In an interesting twist, Australia’s property investors now hold a record share of home lending despite an overall retreat in borrowing activity, as rising interest rates and cratering consumer confidence squeezed housing demand in the March quarter.
New data from property analytics firm Cotality shows total housing loan commitments fell 6.2 per cent over the March quarter, with the overall value of lending dropping 3.8 per cent; a significant pullback driven by back-to-back Reserve Bank rate hikes and a collapse in household sentiment following the outbreak of the Iran war in late February, which sent energy prices surging.
The analysis from Cotality’s Head of Research, Gerard Burg, found paradoxically, it is owner-occupiers, not investors, who have retreated faster, pushing the investor share of total loan volumes to a record 41.0 per cent, the highest level recorded since the series began in September 2019.
In value terms, the investor share reached 40.3 per cent, its highest since December 2016.
“Owner-occupiers led the retreat, but investors [were] not far behind,” Mr Burg said.
The quarterly volume of owner-occupier loans fell 6.9 per cent, compared with a 5.3 per cent decline for investors. In dollar terms, owner-occupier lending dropped 4.3 per cent versus a 3.0 per cent fall for investor loans.
First home buyers squeezed on loan size
First home buyers showed relative resilience in volume terms, but the picture was more mixed beneath the surface. While their numbers held up better than other owner-occupiers, the average new loan size for first home buyers actually fell by 2.6 per cent over the quarter — a reversal of the 1.6 per cent increase seen for other owner-occupiers.
Mr Burg attributed some of the relative volume resilience to the federal government’s 5 per cent Deposit Scheme.
The story varied significantly across the states. New South Wales, which holds the largest share of investor lending nationally at 43.9 per cent, led the decline in investor loan volumes, followed by Western Australia. By contrast, South Australia and Tasmania bucked the national trend, with investor lending volumes in Tasmania surging almost 74 per cent compared with the same period last year, though from a small base.
For first home buyers, the sharpest falls were in South Australia, down 6.1 per cent, and Queensland, down 5.8 per cent. Tasmania eased just 0.7 per cent and Western Australia fell 2.0 per cent.
Victoria continued to lead the nation in first home buyer activity as a share of total lending, with Melbourne’s relative affordability advantage and state tax policies — which tend to deter investors — supporting that trend. Western Australia has seen a notable pickup in first home buyer activity, while New South Wales continues to lag.

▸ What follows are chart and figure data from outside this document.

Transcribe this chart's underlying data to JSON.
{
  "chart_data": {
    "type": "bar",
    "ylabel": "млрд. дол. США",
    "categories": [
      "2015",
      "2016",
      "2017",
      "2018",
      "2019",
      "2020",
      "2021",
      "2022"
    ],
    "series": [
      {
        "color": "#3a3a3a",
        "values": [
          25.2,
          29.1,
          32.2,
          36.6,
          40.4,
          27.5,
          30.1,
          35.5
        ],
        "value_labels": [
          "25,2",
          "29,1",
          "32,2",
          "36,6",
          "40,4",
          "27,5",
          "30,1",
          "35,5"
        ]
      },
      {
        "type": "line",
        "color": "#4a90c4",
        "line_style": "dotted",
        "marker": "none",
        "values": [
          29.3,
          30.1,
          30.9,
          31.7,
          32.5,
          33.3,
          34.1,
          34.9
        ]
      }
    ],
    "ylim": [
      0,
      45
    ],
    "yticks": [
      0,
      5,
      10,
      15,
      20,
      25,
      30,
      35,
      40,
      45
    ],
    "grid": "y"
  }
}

A market on the cusp of a downturn
The national housing market is already showing signs of turning. Dwelling values are contracting in Sydney, down 0.9 per cent on a rolling quarterly basis, and in Melbourne, down 1.5 per cent. Growth is slowing across mid-tier capitals, even as Perth continues to outperform with gains of 6.8 per cent, followed by Brisbane at 4.7 per cent and Adelaide at 3.5 per cent.

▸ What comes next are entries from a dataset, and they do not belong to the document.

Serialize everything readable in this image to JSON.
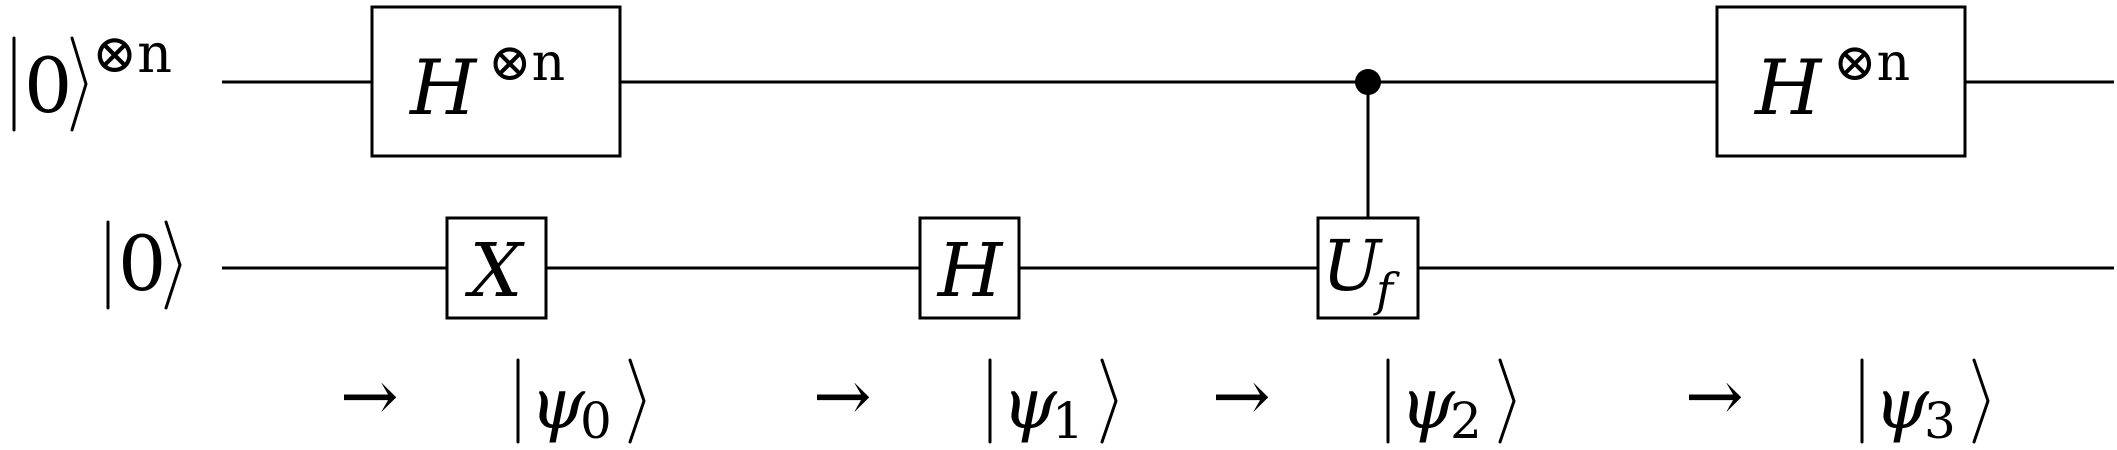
{
  "inputs": {
    "register_ket": "0",
    "register_power": "⊗n",
    "ancilla_ket": "0"
  },
  "gates": {
    "hadamard_n_first": {
      "base": "H",
      "power": "⊗n"
    },
    "x_gate": "X",
    "hadamard_single": "H",
    "oracle": {
      "base": "U",
      "sub": "f"
    },
    "hadamard_n_last": {
      "base": "H",
      "power": "⊗n"
    }
  },
  "states": [
    {
      "arrow": "→",
      "psi": "ψ",
      "index": "0"
    },
    {
      "arrow": "→",
      "psi": "ψ",
      "index": "1"
    },
    {
      "arrow": "→",
      "psi": "ψ",
      "index": "2"
    },
    {
      "arrow": "→",
      "psi": "ψ",
      "index": "3"
    }
  ]
}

Mr Burg, warned that the worst may not yet be felt. Two of the three RBA rate hikes delivered so far this year landed in the March quarter, but the May hike, which could be followed by further tightening if trimmed mean inflation remains stubbornly above target, has not yet worked through the system.
“Demand is likely to soften further, as the full impact of the interest rate tightening (particularly the hike in May) has not yet been felt.”
Budget changes cast shadow over investors
The outlook for investors is clouded further by changes announced in this year’s federal Budget. The removal of negative gearing for purchases of existing properties is expected to weigh on investor demand and, by extension, new investor lending.
Cotality’s analysis noted that while some new investors might pivot to newly constructed homes — where negative gearing has been retained — investors have historically favoured existing dwellings and may now direct capital to non-property assets instead.
The economics are already challenging. Rental yields are sitting well below the cost of borrowing, and with interest rates potentially rising further, fewer investors in existing properties will be able to generate positive cashflow. That makes holding costs substantially higher and serviceability pressures more acute.
“Continued stretched affordability, renewed rising rates and tighter government tax policies are expected to drag on future investor activity,” Mr Burg said.
Total housing loan commitments in the March quarter stood at 139,794 in volume terms, with a value of $102.959 billion — both figures higher than the same quarter in 2025, reflecting the lingering benefit of last year’s rate cut cycle, even as the momentum from that period fades.